Little deliberation was needed for me to declare my unborn baby would be named ‘Rhaego’ for my glorious fallen brother and I also managed to delight the resident witches and husband with my acceptance of the traditions of their people. Less so Vissy. Once again, jealous of the attention baby sister was getting and raving about being king, he made another, rather foolish mistake and attempted to steal my precious [cue Gollum voice] dragon eggs. This rather annoyed Jorah, who caught him in the act. Returning after another splurge with the Dornish wine, Vissy then made his worst mistake yet. Demanding hunky hubby made good his promise to set him atop his throne under pain of taking back both me and our baby with a barrage of threats. Cue angry hubby…really…REALLY angry hubby. One pot of molten gold and this time, no pleas for clemency on my behalf, [I am mother protecting her baby after all] was all it took to permanently ruin Vissy’s immaculate hairstyle and send him on his way to join daddy in the seven hells. [No doubt complaining about the lack of adequate seating all the way]Sadly for me however, hunky hubby was now less keen on the throne idea, despite it now being my inheritance.

Meanwhile, back in Westeros, King Yetti mysteriously learned of my pregnancy and instead of sending flowers and teddy bears, sent some rather sloppy assassins. His second attempt to kill me was thankfully thwarted once again by Juicy Jorah [The poisoned wine can only have been Cersei’s idea] and was enough to finally persuade my husband, in a frankly drool-some fit of rage at someone daring to harm the ‘moon of his life’ to seize the seven kingdoms for our son with fire and blood. [Cue mass swooning]

Our progress through the desolate lands was arduous, the Dothraki methods of war, again quite shocking me with their brutality, and drew protestations for clemency from me for the poor villages through which we passed. My indulgent husband’s agreement to do so managed to spark a fight and gain him a nasty wound before he divested his attacker of his internal organs. Thankfully, the resident local witch came to his aid after I had rescued her from would be attackers. However, the wound festered and would not heal as we continued our journey and my glorious mountain fell from his horse. [Major Dothraki deal] Despairing for his life, I called in witchy to try and save him, to her assurance that she was able. This sparked yet another fight with Juicy Jorah dashing to my aid yet again [He does play the knight in shining armour rather well…wait…who said that?] but not before I managed to get injured and go into labour.

My baby was born dead and deformed, strangely dragonesque with scales to boot, to my utter horror and heartbreak. Witchy then did indeed save my husband, but barely, leaving him just a breathing shell, only just existing in the land of the living and hovering between this world and the next. Witchy then stupidly admitted that she had done this deliberately in revenge for the harm caused to her village, draining the life force from my poor unborn child to save his father, knowing it would leave him in that state. Cue angry Dany…Cue awakening the dragon.

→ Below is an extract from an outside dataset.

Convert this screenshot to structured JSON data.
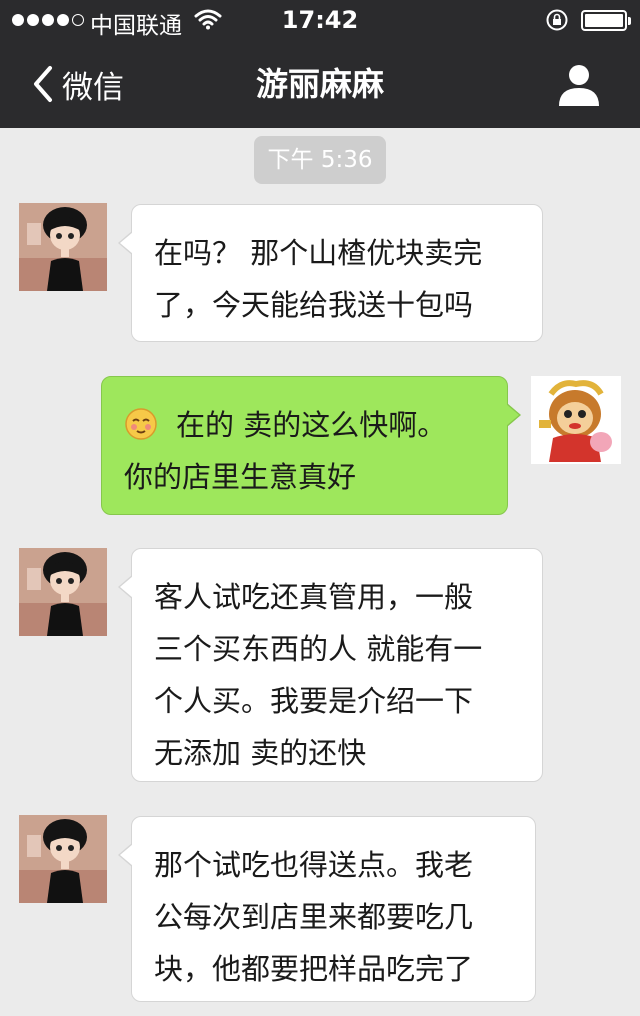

Unable to bear the sight of my beloved in such a state…I did the only thing I could, the only thing I knew he would want me to do and I ended his torment. My heart shattered into a thousand pieces as I felt the life drain from my sun and stars, my resolve to take what I wanted from the world only strengthening.

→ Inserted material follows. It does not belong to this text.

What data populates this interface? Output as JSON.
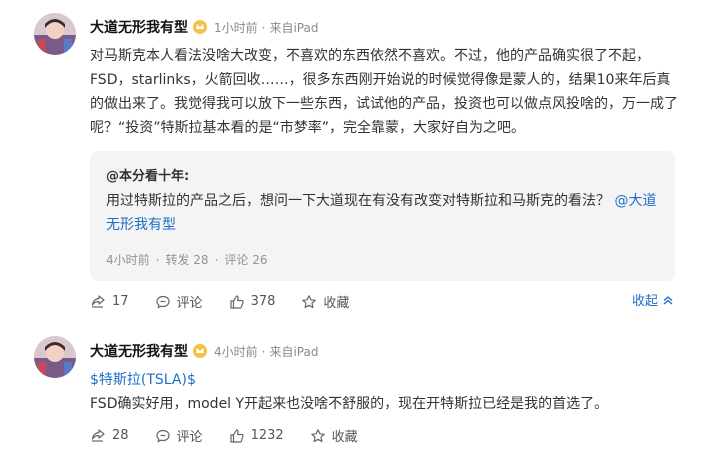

I set his funeral pyre [Adding withy tied to the side for kindling and revenge purposes] I found myself struck with a sudden fancy. Gathering my dragon eggs into my arms, I stepped into the fire [Ignoring Jorah’s pleas to not be so stupid] and emerged the following morning clutching three rather adorable baby dragons. It seems the eggs were not so petrified after all. [Yes Drogon darling, I am talking about you and your brothers…Cue dragon preening] Those witnessing my miraculous survival seemed rather impressed to have not found a smouldering body where I sat and fell to their knees proclaiming me the ‘Unburnt mother of dragons’ swearing their undying fealty to my cause. And this is where we end. Not uneventful as you see, but only the beginning of my journey. I shall return later with the next instalment as the Wifi signal here in the desert is poor at best and Viserion is trying to eat one of my handmaidens.